The way an author describes things also tells us much about the viewpoint character. For example, in Inkheart the author introduces a mysterious character from the viewpoint of the twelve year old girl Meggie.
“How old is she now?” Dustfinger smiled at her. It was a strange smile. Meggie couldn’t decide whether it was mocking, supercilious, or just awkward. She didn’t smile back.
“Twelve,” said Mo.
“Twelve? My word!” Dustfinger pushed his dripping hair back from his forehead. It reached almost to his shoulders. Meggie wondered what color it was when it was dry. The stubble around his narrow-lipped mouth was gingery, like the fur of the stray cat Meggie sometimes fed with a saucer of milk outside the door. Ginger hair sprouted on his cheeks, too, sparse as a boy’s first beard but not long enough to hid three long, pale scars. They made Dustfinger’s face look as if it had been smashed and stuck back together again (Funke 6).
Look at how telling that description of Dustfinger is about Meggie. She’s not the one being described, but her description tells us tons. Even though she’s twelve, she’s smart and well-read. How do we know that? She uses the word “supercilious.” That is not average twelve year old vocabulary, or average adult vocabulary anymore. You wouldn’t hear Huck Finn say that word, or Peter Pan, or Katniss Everdeen. It’s a word unique to Meggie and her sophisticated, educated brain. What else does this description tell us? It tells us that Meggie is kind and likes to take care of things, like the stray cat she feeds. It also tells us that she has an imaginative mind since she describes how the scars on Dustfinger’s face make it look “as if it had been smashed and stuck back together again.”

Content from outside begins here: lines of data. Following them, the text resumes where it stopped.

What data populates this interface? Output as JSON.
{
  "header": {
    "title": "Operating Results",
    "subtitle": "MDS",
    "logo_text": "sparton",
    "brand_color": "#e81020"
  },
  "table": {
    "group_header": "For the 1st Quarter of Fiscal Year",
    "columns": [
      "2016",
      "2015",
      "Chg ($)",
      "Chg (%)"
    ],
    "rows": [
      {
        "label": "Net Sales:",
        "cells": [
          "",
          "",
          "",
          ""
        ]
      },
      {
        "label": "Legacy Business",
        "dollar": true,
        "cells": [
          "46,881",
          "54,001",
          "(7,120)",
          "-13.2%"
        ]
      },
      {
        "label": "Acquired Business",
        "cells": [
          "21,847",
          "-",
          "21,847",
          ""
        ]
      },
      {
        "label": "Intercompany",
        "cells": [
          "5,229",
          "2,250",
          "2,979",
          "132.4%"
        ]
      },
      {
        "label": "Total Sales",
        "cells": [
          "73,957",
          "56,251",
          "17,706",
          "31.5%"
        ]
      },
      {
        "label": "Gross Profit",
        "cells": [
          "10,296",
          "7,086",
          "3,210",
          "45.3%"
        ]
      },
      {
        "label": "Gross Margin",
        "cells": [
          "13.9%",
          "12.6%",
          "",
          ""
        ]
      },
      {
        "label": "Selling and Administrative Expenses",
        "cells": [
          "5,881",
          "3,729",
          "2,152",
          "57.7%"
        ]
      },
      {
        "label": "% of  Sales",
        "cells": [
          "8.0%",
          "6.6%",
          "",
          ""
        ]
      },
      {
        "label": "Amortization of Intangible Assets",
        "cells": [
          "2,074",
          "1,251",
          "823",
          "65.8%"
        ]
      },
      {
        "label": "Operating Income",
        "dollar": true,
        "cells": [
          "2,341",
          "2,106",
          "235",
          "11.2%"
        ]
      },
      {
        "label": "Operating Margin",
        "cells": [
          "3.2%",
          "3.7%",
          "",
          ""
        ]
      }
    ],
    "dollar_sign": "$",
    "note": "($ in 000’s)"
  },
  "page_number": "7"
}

The key thing about description and voice is that you need to stick to descriptive terms your viewpoint character would use. The narrative voice greatly affects how you should describe things. Is the narrator the kind of person who keeps things short and precise, or are they the kind who rambles and goes off on tangents? Are they logical or emotional? Educated or uneducated? Modern day or Medieval? Everything abut the character will affect how they describe things, so it’s important to stay true to the character of the story’s voice. We don’t want to throw our readers out of the story by having out-of-character descriptions, like Huck Finn switching from his broken Southern to sophisticated English words like “ennui” and “chiaroscuro,” or even more modern slang like “radical” and “dude.” That would be bad. Don’t do it. STAY TRUE TO YOUR CHARACTER.